Roman stepped into view and it was breathtaking. He paused when he saw me, as though he weren’t expecting me, but he must have if he could feel me as I felt him.
“You’re not going to try to avoid me?” His voice carried easily over the peaceful tune of nature in the night. My heart began to pick up pace just at the sight of him, but his question made it only worse.
I shook my head wordlessly. Roman stepped towards me, beginning to close the distance between us warily. His eyes slipped from me to the lake just briefly before turning back to me.
“Were you looking for guidance from the Goddesses?” He asked me, sarcasm slipping through his tone before he cleared his throat and added more politely, “In the past, there were talented oracles that could do it even with puddles, so I’m sure a lake wouldn’t be too difficult for someone like you.”
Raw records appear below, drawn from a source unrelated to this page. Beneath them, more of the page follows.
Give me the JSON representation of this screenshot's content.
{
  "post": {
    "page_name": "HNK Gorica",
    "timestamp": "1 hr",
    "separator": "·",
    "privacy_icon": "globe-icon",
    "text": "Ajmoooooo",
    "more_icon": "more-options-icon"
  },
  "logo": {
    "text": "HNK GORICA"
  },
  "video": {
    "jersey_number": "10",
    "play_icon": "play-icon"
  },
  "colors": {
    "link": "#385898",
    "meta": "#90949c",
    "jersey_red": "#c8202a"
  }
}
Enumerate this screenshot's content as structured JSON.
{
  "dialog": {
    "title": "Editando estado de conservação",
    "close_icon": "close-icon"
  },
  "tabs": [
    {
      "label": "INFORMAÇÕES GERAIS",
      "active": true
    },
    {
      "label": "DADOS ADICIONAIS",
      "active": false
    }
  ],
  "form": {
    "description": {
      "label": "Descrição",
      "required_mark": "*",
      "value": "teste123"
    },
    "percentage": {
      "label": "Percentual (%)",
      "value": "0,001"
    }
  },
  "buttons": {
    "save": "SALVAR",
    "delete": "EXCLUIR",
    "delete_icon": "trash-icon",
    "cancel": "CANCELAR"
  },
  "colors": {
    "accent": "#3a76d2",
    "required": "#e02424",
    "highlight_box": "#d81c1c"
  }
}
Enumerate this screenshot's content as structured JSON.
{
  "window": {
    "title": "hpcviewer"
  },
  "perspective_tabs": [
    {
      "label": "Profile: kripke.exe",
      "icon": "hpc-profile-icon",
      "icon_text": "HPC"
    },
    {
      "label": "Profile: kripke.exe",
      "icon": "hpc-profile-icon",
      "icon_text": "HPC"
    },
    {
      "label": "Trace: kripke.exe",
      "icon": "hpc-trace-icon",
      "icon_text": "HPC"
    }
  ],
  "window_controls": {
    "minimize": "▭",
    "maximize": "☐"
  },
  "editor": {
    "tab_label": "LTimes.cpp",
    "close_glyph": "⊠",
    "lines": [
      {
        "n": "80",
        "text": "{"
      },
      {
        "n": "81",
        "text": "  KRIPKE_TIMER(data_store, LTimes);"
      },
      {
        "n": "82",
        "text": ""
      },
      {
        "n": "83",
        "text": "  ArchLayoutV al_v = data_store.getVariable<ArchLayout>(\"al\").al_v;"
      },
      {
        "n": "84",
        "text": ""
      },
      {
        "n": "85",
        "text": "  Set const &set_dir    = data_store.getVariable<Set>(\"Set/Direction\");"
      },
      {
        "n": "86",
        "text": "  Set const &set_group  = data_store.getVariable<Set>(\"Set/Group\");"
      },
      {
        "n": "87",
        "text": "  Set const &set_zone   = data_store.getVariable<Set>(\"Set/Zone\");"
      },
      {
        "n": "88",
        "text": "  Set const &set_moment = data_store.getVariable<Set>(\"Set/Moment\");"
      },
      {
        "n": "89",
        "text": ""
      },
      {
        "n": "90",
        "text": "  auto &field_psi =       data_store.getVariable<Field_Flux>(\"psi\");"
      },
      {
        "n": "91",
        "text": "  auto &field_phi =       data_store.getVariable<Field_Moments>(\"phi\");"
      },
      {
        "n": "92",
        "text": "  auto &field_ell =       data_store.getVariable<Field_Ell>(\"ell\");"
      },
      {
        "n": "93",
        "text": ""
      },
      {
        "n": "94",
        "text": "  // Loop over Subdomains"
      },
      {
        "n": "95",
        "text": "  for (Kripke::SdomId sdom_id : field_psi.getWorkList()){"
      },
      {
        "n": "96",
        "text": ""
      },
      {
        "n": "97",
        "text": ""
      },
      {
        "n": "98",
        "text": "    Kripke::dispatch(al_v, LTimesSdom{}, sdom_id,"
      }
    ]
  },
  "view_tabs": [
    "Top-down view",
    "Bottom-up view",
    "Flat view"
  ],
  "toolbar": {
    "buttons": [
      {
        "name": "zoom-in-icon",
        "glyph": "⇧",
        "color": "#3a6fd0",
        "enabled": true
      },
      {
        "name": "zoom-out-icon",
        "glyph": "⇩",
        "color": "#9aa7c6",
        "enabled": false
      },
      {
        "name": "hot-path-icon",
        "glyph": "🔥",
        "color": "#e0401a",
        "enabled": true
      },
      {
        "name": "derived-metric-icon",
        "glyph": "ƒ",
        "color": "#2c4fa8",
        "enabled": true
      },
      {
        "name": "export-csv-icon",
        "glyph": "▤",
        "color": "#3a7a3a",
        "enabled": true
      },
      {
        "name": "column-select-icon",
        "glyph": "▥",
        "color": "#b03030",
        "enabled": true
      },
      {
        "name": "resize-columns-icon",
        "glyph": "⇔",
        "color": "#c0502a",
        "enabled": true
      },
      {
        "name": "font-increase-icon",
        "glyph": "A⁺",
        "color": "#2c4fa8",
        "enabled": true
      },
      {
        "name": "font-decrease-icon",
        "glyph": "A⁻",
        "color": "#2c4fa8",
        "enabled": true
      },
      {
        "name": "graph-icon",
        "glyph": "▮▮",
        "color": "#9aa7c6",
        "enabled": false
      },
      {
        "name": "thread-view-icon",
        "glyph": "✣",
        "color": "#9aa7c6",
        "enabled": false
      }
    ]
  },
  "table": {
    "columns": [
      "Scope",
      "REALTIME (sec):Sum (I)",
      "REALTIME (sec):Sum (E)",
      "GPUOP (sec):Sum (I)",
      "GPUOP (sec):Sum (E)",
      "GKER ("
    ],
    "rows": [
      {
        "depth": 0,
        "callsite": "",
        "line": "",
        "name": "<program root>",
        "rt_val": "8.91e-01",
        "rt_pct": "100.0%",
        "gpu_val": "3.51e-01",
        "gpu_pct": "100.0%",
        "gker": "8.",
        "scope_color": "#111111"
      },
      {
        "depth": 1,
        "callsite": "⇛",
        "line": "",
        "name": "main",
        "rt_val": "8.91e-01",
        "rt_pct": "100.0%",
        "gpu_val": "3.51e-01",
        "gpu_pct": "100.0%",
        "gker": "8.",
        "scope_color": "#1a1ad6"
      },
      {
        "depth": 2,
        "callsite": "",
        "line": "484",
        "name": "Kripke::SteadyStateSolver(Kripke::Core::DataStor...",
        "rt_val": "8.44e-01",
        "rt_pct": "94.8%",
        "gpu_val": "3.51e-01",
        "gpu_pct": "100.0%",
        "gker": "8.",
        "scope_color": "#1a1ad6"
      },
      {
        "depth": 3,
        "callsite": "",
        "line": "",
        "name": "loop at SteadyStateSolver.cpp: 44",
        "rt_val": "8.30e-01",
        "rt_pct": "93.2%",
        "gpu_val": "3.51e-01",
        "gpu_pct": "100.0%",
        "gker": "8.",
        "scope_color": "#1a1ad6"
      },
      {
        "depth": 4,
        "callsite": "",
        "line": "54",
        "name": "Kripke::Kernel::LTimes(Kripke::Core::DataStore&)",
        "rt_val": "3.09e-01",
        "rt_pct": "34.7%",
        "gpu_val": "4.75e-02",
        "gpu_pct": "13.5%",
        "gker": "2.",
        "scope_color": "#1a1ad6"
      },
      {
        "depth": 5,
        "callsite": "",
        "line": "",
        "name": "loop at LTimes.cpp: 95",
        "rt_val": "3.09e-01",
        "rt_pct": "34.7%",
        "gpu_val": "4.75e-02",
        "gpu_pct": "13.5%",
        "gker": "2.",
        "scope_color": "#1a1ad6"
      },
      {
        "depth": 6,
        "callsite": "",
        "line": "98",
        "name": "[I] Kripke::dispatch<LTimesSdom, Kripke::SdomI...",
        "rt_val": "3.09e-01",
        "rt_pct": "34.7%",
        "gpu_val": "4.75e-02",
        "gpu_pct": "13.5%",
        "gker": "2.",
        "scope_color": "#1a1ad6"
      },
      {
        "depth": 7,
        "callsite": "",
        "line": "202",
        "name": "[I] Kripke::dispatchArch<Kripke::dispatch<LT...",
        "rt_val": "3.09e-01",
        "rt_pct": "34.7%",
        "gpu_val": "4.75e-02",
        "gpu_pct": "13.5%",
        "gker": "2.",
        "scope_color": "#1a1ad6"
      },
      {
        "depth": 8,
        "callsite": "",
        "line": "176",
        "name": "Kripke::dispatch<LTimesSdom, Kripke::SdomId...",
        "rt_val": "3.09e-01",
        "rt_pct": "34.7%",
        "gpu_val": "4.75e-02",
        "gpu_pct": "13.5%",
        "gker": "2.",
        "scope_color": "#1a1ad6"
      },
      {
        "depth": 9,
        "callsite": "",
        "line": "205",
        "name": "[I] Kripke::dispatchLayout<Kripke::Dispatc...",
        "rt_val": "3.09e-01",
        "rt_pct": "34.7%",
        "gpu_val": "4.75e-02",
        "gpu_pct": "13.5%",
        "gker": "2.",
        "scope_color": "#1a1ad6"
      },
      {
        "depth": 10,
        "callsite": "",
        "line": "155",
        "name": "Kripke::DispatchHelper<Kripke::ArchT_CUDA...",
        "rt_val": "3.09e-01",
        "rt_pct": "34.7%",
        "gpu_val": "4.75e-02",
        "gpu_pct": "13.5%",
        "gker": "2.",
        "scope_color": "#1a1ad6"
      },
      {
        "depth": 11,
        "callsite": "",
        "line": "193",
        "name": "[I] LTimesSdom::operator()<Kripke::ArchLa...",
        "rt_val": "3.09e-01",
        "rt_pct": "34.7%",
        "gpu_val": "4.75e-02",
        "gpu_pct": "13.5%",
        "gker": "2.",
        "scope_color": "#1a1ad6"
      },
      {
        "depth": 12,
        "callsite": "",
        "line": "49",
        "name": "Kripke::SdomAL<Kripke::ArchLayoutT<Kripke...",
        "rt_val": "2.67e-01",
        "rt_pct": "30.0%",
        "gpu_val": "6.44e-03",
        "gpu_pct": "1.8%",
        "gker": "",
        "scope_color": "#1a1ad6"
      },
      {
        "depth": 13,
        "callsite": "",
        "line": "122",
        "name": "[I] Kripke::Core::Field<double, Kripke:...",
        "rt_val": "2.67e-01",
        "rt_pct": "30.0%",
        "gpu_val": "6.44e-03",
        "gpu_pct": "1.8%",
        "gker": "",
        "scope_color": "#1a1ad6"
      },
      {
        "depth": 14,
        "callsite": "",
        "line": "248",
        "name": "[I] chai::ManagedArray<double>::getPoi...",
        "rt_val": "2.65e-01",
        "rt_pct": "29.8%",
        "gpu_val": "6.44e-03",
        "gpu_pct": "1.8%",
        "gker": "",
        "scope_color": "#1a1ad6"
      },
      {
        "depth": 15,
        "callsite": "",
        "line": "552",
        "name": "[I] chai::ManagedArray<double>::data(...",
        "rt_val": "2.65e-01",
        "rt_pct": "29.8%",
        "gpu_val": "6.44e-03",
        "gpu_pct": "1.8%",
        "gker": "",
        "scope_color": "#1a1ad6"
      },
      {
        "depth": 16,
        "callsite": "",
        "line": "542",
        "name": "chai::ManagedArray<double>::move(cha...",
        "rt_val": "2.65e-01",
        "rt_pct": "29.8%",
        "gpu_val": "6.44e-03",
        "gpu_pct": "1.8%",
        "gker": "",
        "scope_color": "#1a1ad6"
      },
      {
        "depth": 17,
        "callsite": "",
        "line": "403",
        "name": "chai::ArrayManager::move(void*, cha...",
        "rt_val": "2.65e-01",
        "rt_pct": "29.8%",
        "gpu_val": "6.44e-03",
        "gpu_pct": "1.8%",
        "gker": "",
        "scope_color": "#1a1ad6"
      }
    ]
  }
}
I considered several snappy comebacks. ‘If I said yes, would you ban me from even drinking water?’ I considered asking if he would think of allowing those oracles who did survive to come back to the packs once the blessings of the Goddesses all came back. My mind thought over ways to immediately make him angry, to feel that heat even in my own veins, if only to give me that familiarity I was more comfortable with when dealing with him.
They lifted all the curses. Except for his. Why did I care?